Le Bureau d’éthique et de déontologie administrative créé significativement au sein du SPF Budget et contrôle de gestion (2006) a confectionné un cadre déontologique après avoir consulté divers partenaires administratifs (août 2007). Ce cadre met en avant la politique de gestion préventive de l’intégrité (la lutte contre la corruption mais également l’intégrité au sens le plus large de tout abus). Il resserre les conditions d’octroi et de contrôle des cumuls et met l’accent sur la notion de conflit d’intérêts. La question de la dénonciation des faits illégaux ou irréguliers constatés dans le cadre de l’exercice de la fonction est potentiellement la partie la plus sensible [11] a été tranchée par la loi du 15 septembre 2013 qui organise une procédure de dénonciation via le Collège des médiateurs.

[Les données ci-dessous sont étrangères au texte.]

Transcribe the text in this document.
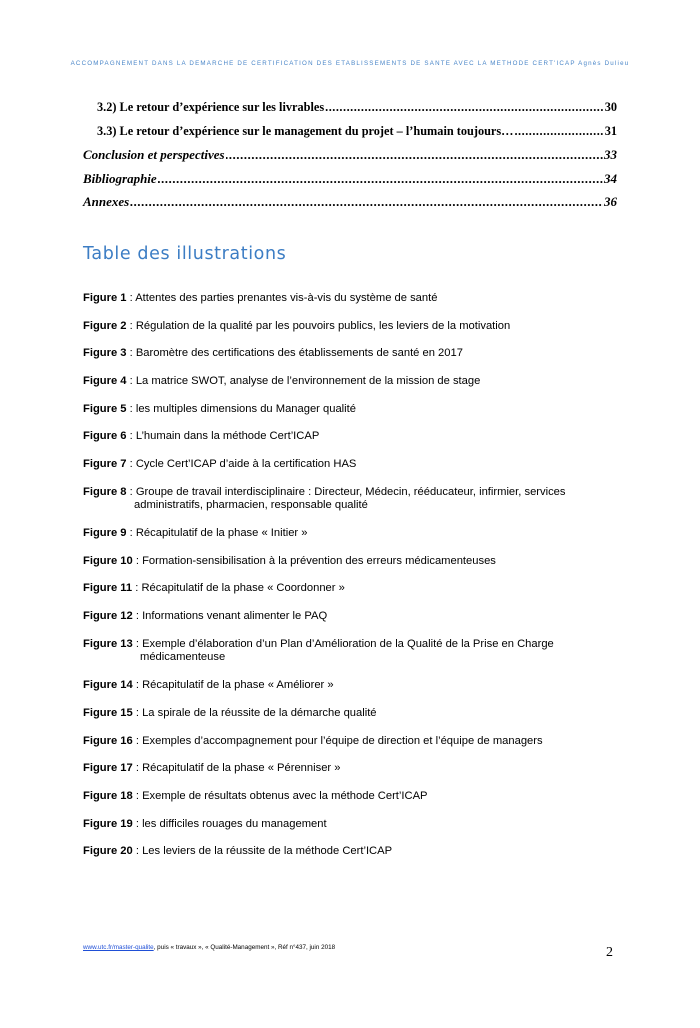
ACCOMPAGNEMENT DANS LA DEMARCHE DE CERTIFICATION DES ETABLISSEMENTS DE SANTE AVEC LA METHODE CERT'ICAP Agnès Dulieu
3.2) Le retour d’expérience sur les livrables .....	30
3.3) Le retour d’expérience sur le management du projet – l’humain toujours… .....	31
Conclusion et perspectives .....	33
Bibliographie .....	34
Annexes .....	36
Table des illustrations
Figure 1 : Attentes des parties prenantes vis-à-vis du système de santé
Figure 2 : Régulation de la qualité par les pouvoirs publics, les leviers de la motivation
Figure 3 : Baromètre des certifications des établissements de santé en 2017
Figure 4 : La matrice SWOT, analyse de l’environnement de la mission de stage
Figure 5 : les multiples dimensions du Manager qualité
Figure 6 : L’humain dans la méthode Cert’ICAP
Figure 7 : Cycle Cert’ICAP d’aide à la certification HAS
Figure 8 : Groupe de travail interdisciplinaire : Directeur, Médecin, rééducateur, infirmier, services
administratifs, pharmacien, responsable qualité
Figure 9 : Récapitulatif de la phase « Initier »
Figure 10 : Formation-sensibilisation à la prévention des erreurs médicamenteuses
Figure 11 : Récapitulatif de la phase « Coordonner »
Figure 12 : Informations venant alimenter le PAQ
Figure 13 : Exemple d’élaboration d’un Plan d’Amélioration de la Qualité de la Prise en Charge
médicamenteuse
Figure 14 : Récapitulatif de la phase « Améliorer »
Figure 15 : La spirale de la réussite de la démarche qualité
Figure 16 : Exemples d’accompagnement pour l’équipe de direction et l’équipe de managers
Figure 17 : Récapitulatif de la phase « Pérenniser »
Figure 18 : Exemple de résultats obtenus avec la méthode Cert’ICAP
Figure 19 : les difficiles rouages du management
Figure 20 : Les leviers de la réussite de la méthode Cert’ICAP
www.utc.fr/master-qualite, puis « travaux », « Qualité-Management », Réf n°437, juin 2018	2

Le contrat de concession était connu en droit romain mais la formule actuelle du Partenariat Public-Privé (PPP) est apparue à partir des années 2000. Elle s’inscrit dans le cadre des financements alternatifs voulus par de nombreux Etats européens désargentés qui souhaitent diminuer la pression fiscale tout en évitant d’accroître leur endettement. En avril 2004, la Commission européenne publie un livre vert sur les partenariats public-privé qui aboutit en 2005 à une Communication adressée par la Commission à diverses instances européennes en vue de garantir la transparence de la procédure dans le choix des partenaires privés et une concurrence loyale entre ces derniers. Mais il n’y a pas de définition unique du PPP au sens large qui recouvre des réalités juridiques et économiques diverses. Il est toutefois généralement admis que « le concept couvre toutes les formes d’association du secteur public et du secteur privé destinées à mettre en œuvre tout ou partie d’un service d’intérêt général. Il implique une relation à long terme ainsi qu’un partage des compétences, des coûts, des risques et des bénéfices entre les acteurs publics et privés. » (Moden, 2008). Schématiquement, on peut affirmer que les PPP adoptent soit la forme contractuelle d’un contrat de marché public de travaux, de services ou de concession de services publics, soit le modèle institutionnel de la société d’économie mixte (« véhicule spécialisé »). La Commission européenne dans sa communication de 2008 a défini les partenariats public privé institutionnels, comme : « une coopération entre partenaires publics et privés qui établissent une entité à capital mixte qui exécute des marchés publics et des concessions ».
Les Partenariats Public-Privé sont donc à la mode et interviennent après des années de sous-investissements de la part des pouvoirs publics.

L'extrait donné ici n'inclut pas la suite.